Howard Moon: That's 'cause they're really crap at sewing. Rudy Van Disarzio: It doesn't look like anything. Howard Moon: No. Tony Harrison is a fictional character portrayed by Noel Fielding.
I'll make you a cup of tea. The Moon: Here's a poem, from the Moon. 25 of Peter Kays most ingenious jokes and one-liners The Hitcher : Aagh. Your book isn't going to help when there's a Grizzly on the loose!

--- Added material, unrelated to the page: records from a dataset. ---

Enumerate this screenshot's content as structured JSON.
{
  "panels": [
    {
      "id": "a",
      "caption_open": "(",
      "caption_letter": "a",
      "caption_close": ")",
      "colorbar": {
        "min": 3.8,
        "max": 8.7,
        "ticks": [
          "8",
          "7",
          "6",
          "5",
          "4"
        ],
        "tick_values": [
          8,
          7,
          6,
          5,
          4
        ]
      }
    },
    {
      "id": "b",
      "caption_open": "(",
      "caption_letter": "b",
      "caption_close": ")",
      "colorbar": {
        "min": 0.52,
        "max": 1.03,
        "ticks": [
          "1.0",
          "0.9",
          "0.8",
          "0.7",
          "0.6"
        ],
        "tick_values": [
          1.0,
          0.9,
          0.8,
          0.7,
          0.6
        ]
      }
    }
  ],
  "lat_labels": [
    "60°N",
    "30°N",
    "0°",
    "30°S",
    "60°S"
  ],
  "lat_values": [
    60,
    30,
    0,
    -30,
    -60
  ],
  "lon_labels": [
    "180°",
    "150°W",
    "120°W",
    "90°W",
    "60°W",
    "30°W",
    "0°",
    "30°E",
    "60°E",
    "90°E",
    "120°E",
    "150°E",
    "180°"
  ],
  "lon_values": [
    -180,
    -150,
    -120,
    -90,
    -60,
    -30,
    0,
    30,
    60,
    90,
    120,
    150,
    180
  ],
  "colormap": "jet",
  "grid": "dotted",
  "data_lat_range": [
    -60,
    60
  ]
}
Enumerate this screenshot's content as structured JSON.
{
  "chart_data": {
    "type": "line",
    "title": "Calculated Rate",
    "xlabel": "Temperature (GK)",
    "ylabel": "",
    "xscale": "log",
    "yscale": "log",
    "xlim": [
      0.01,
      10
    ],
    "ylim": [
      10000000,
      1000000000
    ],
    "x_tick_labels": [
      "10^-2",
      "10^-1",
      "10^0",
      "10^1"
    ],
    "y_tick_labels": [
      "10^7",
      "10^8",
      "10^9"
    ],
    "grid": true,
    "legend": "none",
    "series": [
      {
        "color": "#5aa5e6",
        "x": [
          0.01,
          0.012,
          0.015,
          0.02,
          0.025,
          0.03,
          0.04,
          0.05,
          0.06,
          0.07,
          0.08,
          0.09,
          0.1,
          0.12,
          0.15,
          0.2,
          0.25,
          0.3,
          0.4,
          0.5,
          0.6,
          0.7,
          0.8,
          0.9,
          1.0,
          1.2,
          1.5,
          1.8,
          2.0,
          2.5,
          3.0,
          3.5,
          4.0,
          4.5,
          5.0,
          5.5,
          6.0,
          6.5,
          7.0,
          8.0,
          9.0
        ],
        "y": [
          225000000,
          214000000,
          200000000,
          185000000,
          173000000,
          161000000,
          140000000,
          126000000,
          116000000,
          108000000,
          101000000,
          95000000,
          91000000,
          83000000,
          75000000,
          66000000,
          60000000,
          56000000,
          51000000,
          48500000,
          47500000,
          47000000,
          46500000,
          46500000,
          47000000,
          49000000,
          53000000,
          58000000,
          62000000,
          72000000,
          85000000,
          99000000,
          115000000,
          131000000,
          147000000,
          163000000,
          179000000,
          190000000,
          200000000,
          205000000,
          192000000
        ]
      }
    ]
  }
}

25 of the most textbook Alan Partridge quotes Polar Bear: [in same despondent tenor] No. Howard Moon: Yeah, well maybe it's time I had the amulet for a bit. The Mighty Boosh is a British comedy troupe featuring comedians Julian Barratt and Noel Fielding. Howard Moon: Yeah, he's gone a bit wrong. Really related to the character of erm, Jonathan, thought he was great. Vince Noir: If I didn't, you' look like Stig of the Dump. Legendary fish. Thanks. They were off in a shot. Ive got so much to give!, Vince Noir: Goth Juice The most powerful hairspray known to man. Tommy Nooka: [to Howard Moon] Stop! Howard Moon: You? A poncho-sombrero combo.
Elements of the past And elements. And we'll only be making it right We're doing our best to make sure our content is useful, accurate and safe.If by any chance you spot an inappropriate comment while navigating through our website please use this form to let us know, and we'll take care of it shortly. Vince: You know the black bits in bananas, are they tarantula's eggs? Jump to: navigation, search. [Falls exhausted into a crouch. The Mighty Boosh (TV Series) Nanageddon (2005) Full Cast & Crew See agents for this cast & crew on IMDbPro Directed by Paul King Writing Credits Cast (in credits order) complete, awaiting verification Produced by Music by Julian Barratt Cinematography by John Sorapure . Fossil: I want everyone to mind their P's and Q's. Some say hes half man, half fish. Howard Moon: I don't buffet about in the winds of fashion. Spider Dijon: Then why did she come home from work one day, huh, to find you with your guitar? [sticks out tongue] And he doesn't know I licked his back! This excellent advice:.
Grim Reaper: [in Limbo] Come on, it's not so bad. We've got to get out of town. Howard: Howard Moon, I work here at the zoo. Carrot and coriander. Howard Moon: What the hell are you wearing?